MERAKI ÇOCUKLUKTAN GELME
Küçüklüğünde çizime çok meraklı olduğunu ve gördüğü her şeyi çizmek istediğini sözlerine ekleyen Birden, çizim serüvenini şöyle anlattı: “Hoca sınıfta ders anlatırdı ben onu dinlemezdim ama onun ders anlatışını resmederdim. Ben genelde hayali çalışırım. Mesela görmediğim bir yeri bana anlatırlar, anlatılanlarla hayal dünyamda canlandırır ve resmederim. Resimlerimin çoğu hep o yönde oluştu. Gençliğimde İstanbul’a giderdim orada lokantalar benden bölgenin tarihi yerlerini duvarlara resmetmemi isterlerdi. Eskiden imkânda yoktu. Misal Harran’ı çizmemi isterlerdi, hiç görmediğim halde duyduklarımdan ve anlatılanlardan yola çıkarak Harran’ı resmederdim.”
‘BENİMKİSİ MEMLEKET SEVGİSİ'
Küçük yaşlarda imkân dâhilinde resimle ilgili dergiler alıp oradaki çizimlere bakarak kendisini eğittiğini ve o çizgilerin kendisine yol gösterdiğini ifade eden Birden, Göbeklitepe ve Amazon Kraliçeleri tablolarının resmetme hikayesini de şöyle aktardı: "Göbeklitepe’deki yaşamı anlatan tabloyu çizmem 5 ay, Amazon Kraliçeleri resmini çizmem ise daha uzun sürdü. Tabiki Yrd. Doç. Dr. Cihat Kürkçüoğlu’nun fikri katkısıyla oldu. Çünkü binlerce yıl önceki yaşamı bilemem, Cihat hoca anlattı, ben hayal ettim, canlandırdım ve çizdim. Amazon Kraliçeleri resmi de mozaik yapımı şeklinde oldu. Nokta çalışmasıyla çizdim o resmi. İki resmi yaparken de duraksadığım anlar oldu. Ancak memleketime olan sevdam o resimleri layıkıyla bitirmemi sağladı.”

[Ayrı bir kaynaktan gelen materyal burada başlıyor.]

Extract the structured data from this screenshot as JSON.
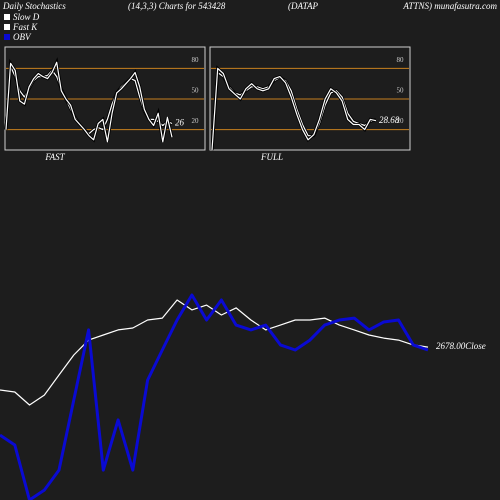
{
  "header": {
    "title": "Daily Stochastics",
    "params": "(14,3,3) Charts for 543428",
    "symbol_a": "(DATAP",
    "symbol_b": "ATTNS) munafasutra.com"
  },
  "chart_data": [
    {
      "type": "line",
      "title": "FAST",
      "ylim": [
        0,
        100
      ],
      "yticks": [
        20,
        50,
        80
      ],
      "grid": true,
      "grid_color": "#c8801e",
      "series": [
        {
          "name": "Slow D",
          "color": "#ffffff",
          "values": [
            20,
            82,
            72,
            58,
            52,
            60,
            68,
            72,
            72,
            73,
            78,
            72,
            60,
            50,
            40,
            32,
            25,
            20,
            16,
            20,
            22,
            20,
            30,
            45,
            56,
            62,
            66,
            70,
            68,
            52,
            38,
            30,
            30,
            28,
            24,
            28,
            26
          ]
        },
        {
          "name": "Fast K",
          "color": "#ffffff",
          "values": [
            20,
            85,
            78,
            48,
            45,
            62,
            70,
            75,
            72,
            70,
            76,
            86,
            58,
            50,
            44,
            30,
            25,
            20,
            14,
            10,
            26,
            30,
            8,
            36,
            56,
            60,
            65,
            70,
            76,
            62,
            40,
            30,
            24,
            36,
            8,
            32,
            12.5
          ]
        }
      ]
    },
    {
      "type": "line",
      "title": "FULL",
      "ylim": [
        0,
        100
      ],
      "yticks": [
        20,
        50,
        80
      ],
      "grid": true,
      "grid_color": "#c8801e",
      "series": [
        {
          "color": "#ffffff",
          "values": [
            0,
            76,
            72,
            62,
            56,
            54,
            58,
            62,
            62,
            60,
            62,
            68,
            71,
            68,
            58,
            40,
            25,
            14,
            14,
            26,
            44,
            56,
            58,
            52,
            36,
            28,
            26,
            24,
            28,
            30
          ]
        },
        {
          "color": "#ffffff",
          "values": [
            0,
            80,
            75,
            60,
            55,
            50,
            60,
            65,
            60,
            58,
            60,
            70,
            72,
            66,
            52,
            35,
            20,
            10,
            15,
            30,
            50,
            60,
            56,
            48,
            30,
            25,
            25,
            20,
            30,
            28.68
          ]
        }
      ]
    },
    {
      "type": "line",
      "ylim": [
        0,
        100
      ],
      "annotation": "2678.00Close",
      "series": [
        {
          "color": "#ffffff",
          "values": [
            50,
            49.1,
            43.2,
            47.7,
            56.8,
            65.9,
            72.7,
            75,
            77.3,
            78.2,
            81.8,
            82.7,
            90.9,
            86.4,
            88.6,
            84.1,
            87.3,
            81.8,
            77.3,
            79.5,
            81.8,
            81.8,
            82.7,
            79.5,
            77.3,
            75,
            73.6,
            72.7,
            70.5,
            69.5
          ]
        },
        {
          "name": "OBV",
          "color": "#0a0ad2",
          "values": [
            29.5,
            25,
            0,
            4.5,
            13.6,
            45.5,
            77.3,
            13.6,
            36.4,
            13.6,
            54.5,
            68.2,
            81.8,
            93.2,
            81.8,
            90.9,
            79.5,
            77.3,
            79.5,
            70.5,
            68.2,
            72.7,
            79.5,
            81.8,
            82.7,
            77.3,
            80.9,
            81.8,
            70.5,
            68.2
          ]
        }
      ]
    }
  ]
}
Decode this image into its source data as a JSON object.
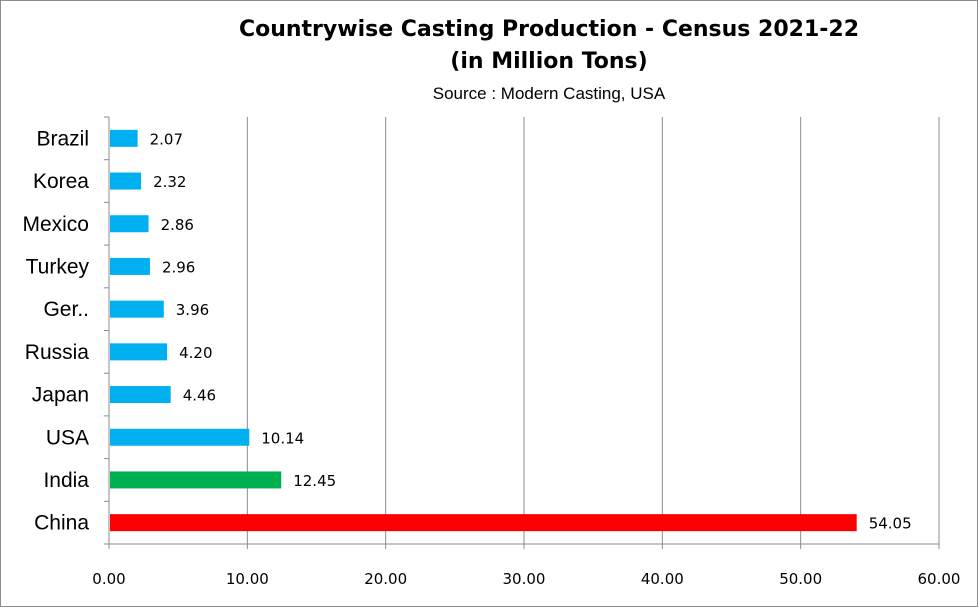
{
  "chart_data": {
    "type": "bar",
    "orientation": "horizontal",
    "title_lines": [
      "Countrywise Casting Production - Census 2021-22",
      "(in Million Tons)"
    ],
    "subtitle": "Source : Modern Casting, USA",
    "categories": [
      "Brazil",
      "Korea",
      "Mexico",
      "Turkey",
      "Ger..",
      "Russia",
      "Japan",
      "USA",
      "India",
      "China"
    ],
    "values": [
      2.07,
      2.32,
      2.86,
      2.96,
      3.96,
      4.2,
      4.46,
      10.14,
      12.45,
      54.05
    ],
    "value_labels": [
      "2.07",
      "2.32",
      "2.86",
      "2.96",
      "3.96",
      "4.20",
      "4.46",
      "10.14",
      "12.45",
      "54.05"
    ],
    "bar_colors": [
      "#00b0f0",
      "#00b0f0",
      "#00b0f0",
      "#00b0f0",
      "#00b0f0",
      "#00b0f0",
      "#00b0f0",
      "#00b0f0",
      "#00b050",
      "#ff0000"
    ],
    "xlim": [
      0,
      60
    ],
    "xticks": [
      0,
      10,
      20,
      30,
      40,
      50,
      60
    ],
    "xtick_labels": [
      "0.00",
      "10.00",
      "20.00",
      "30.00",
      "40.00",
      "50.00",
      "60.00"
    ],
    "grid": "vertical",
    "legend": "none",
    "xlabel": "",
    "ylabel": ""
  }
}
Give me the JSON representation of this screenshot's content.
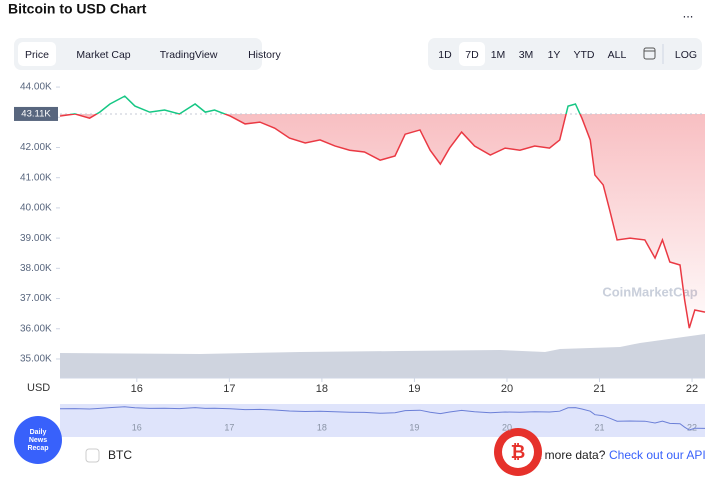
{
  "header": {
    "title": "Bitcoin to USD Chart",
    "menu": "...",
    "tabs": [
      "Price",
      "Market Cap",
      "TradingView",
      "History"
    ],
    "ranges": [
      "1D",
      "7D",
      "1M",
      "3M",
      "1Y",
      "YTD",
      "ALL"
    ],
    "log": "LOG"
  },
  "chart_data": {
    "type": "line",
    "y_label": "USD",
    "watermark": "CoinMarketCap",
    "x": [
      15.17,
      15.33,
      15.49,
      15.6,
      15.71,
      15.87,
      15.98,
      16.14,
      16.3,
      16.46,
      16.63,
      16.74,
      16.84,
      17.01,
      17.17,
      17.33,
      17.49,
      17.65,
      17.82,
      17.98,
      18.14,
      18.3,
      18.46,
      18.63,
      18.79,
      18.9,
      19.06,
      19.17,
      19.28,
      19.38,
      19.51,
      19.65,
      19.82,
      19.98,
      20.14,
      20.3,
      20.46,
      20.57,
      20.66,
      20.74,
      20.81,
      20.9,
      20.95,
      21.04,
      21.11,
      21.19,
      21.33,
      21.49,
      21.6,
      21.68,
      21.76,
      21.87,
      21.92,
      21.97,
      22.03,
      22.14
    ],
    "series": [
      {
        "name": "BTC",
        "up_color": "#16c784",
        "down_color": "#ea3943",
        "values": [
          43040,
          43110,
          42970,
          43170,
          43440,
          43700,
          43370,
          43170,
          43240,
          43110,
          43440,
          43170,
          43240,
          43040,
          42780,
          42840,
          42640,
          42310,
          42150,
          42250,
          42050,
          41910,
          41850,
          41580,
          41720,
          42440,
          42580,
          41910,
          41450,
          41980,
          42510,
          42050,
          41750,
          41980,
          41910,
          42050,
          41980,
          42250,
          43370,
          43440,
          42970,
          42250,
          41090,
          40760,
          39930,
          38940,
          39000,
          38940,
          38340,
          38940,
          38210,
          38110,
          36950,
          36020,
          36620,
          36550
        ]
      }
    ],
    "reference": {
      "value": 43110,
      "label": "43.11K"
    },
    "xlim": [
      15.17,
      22.14
    ],
    "xticks": [
      16,
      17,
      18,
      19,
      20,
      21,
      22
    ],
    "ylim": [
      34370,
      44300
    ],
    "yticks": [
      {
        "value": 35000,
        "label": "35.00K"
      },
      {
        "value": 36000,
        "label": "36.00K"
      },
      {
        "value": 37000,
        "label": "37.00K"
      },
      {
        "value": 38000,
        "label": "38.00K"
      },
      {
        "value": 39000,
        "label": "39.00K"
      },
      {
        "value": 40000,
        "label": "40.00K"
      },
      {
        "value": 41000,
        "label": "41.00K"
      },
      {
        "value": 42000,
        "label": "42.00K"
      },
      {
        "value": 43000,
        "label": "43.00K"
      },
      {
        "value": 44000,
        "label": "44.00K"
      }
    ]
  },
  "footer": {
    "checkbox": "BTC",
    "more_data": "t more data?",
    "api_link": "Check out our API",
    "badge": [
      "Daily",
      "News",
      "Recap"
    ]
  }
}
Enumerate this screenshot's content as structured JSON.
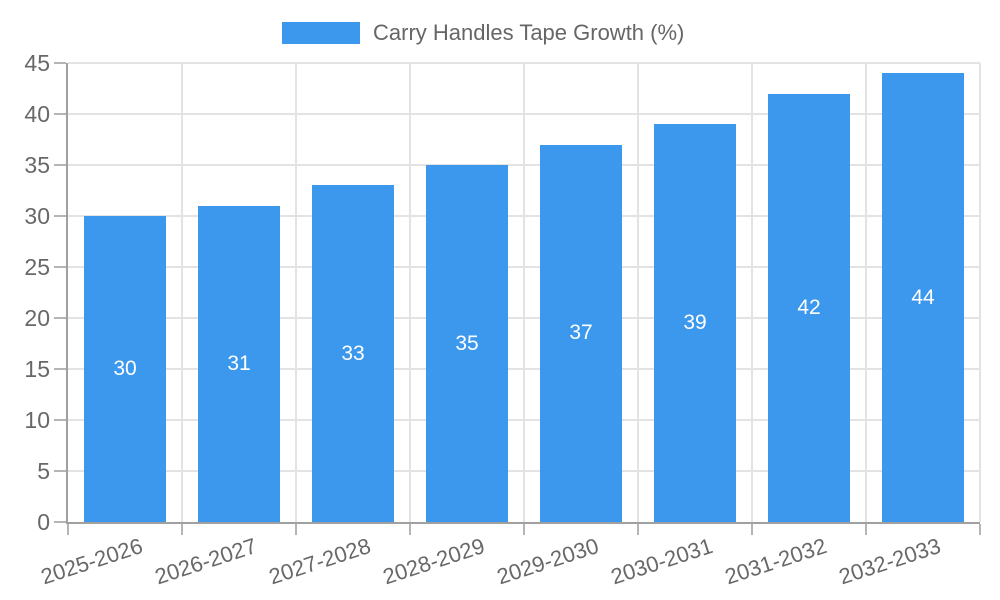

‘RESİMLE ARAMDA DUYGUSAL BAĞ VAR’
Çağdaş hat çizimiyle bir tablo çizdiğini ve çiziminin iki hafta sürdüğünü belirten Birden, tabloyu çok beğenen bir arkadaşına satmak yerine hediye ettiğini şu sözlerle ifade etti: “Ben bunu satmıyorum satamam dedim. Kalkıp kendisine hediye ettim. Çünkü o resim canımdan bir parça olmuştu. İnsan canının bir parçasını satabilir mi? Madden bir değer biçebilirsiniz ancak manevi değeri paha biçilemez oluyor. O kadar uğraşıyı insan para için yapamaz. Zaten arada bir manevi bağın oluşması gerekiyor. Bendeki bu devamlılığı sağlayanda resimle aramdaki duygusal bağdır.”
‘ELİM TİTRERSE MANZARA RESMİ ÇİZERİM’
Çizime olan sevgisini "Ölene dek bırakmayacağım" şeklinde özetleyen Birden, sözlerini şöyle tamamladı: “Bana diyorlar ki, 'Abdurrahman usta yarın ihtiyar olduğunda elin titrediği zaman ne yapacaksın?' Ben de diyorum ki, elim titrerse manzara resmi yaparım o zaman. Her bir vuruşum ayrı bir şey olur. Dağ olur, ova olur, nehir olur... Yani ölene dek benle resim arasındaki bağ kopmaz. Bir şekilde birbirimizle buluşuruz. Ben dursam dahi elim durmaz. Yine çizerim.”
Birden, Balıklıgöl'de bulunan Rızvaniye Medresesi’ndeki atölyesinde mesleği öğrenmek isteyenlere ücretsiz eğitim verdiğini de söyledi.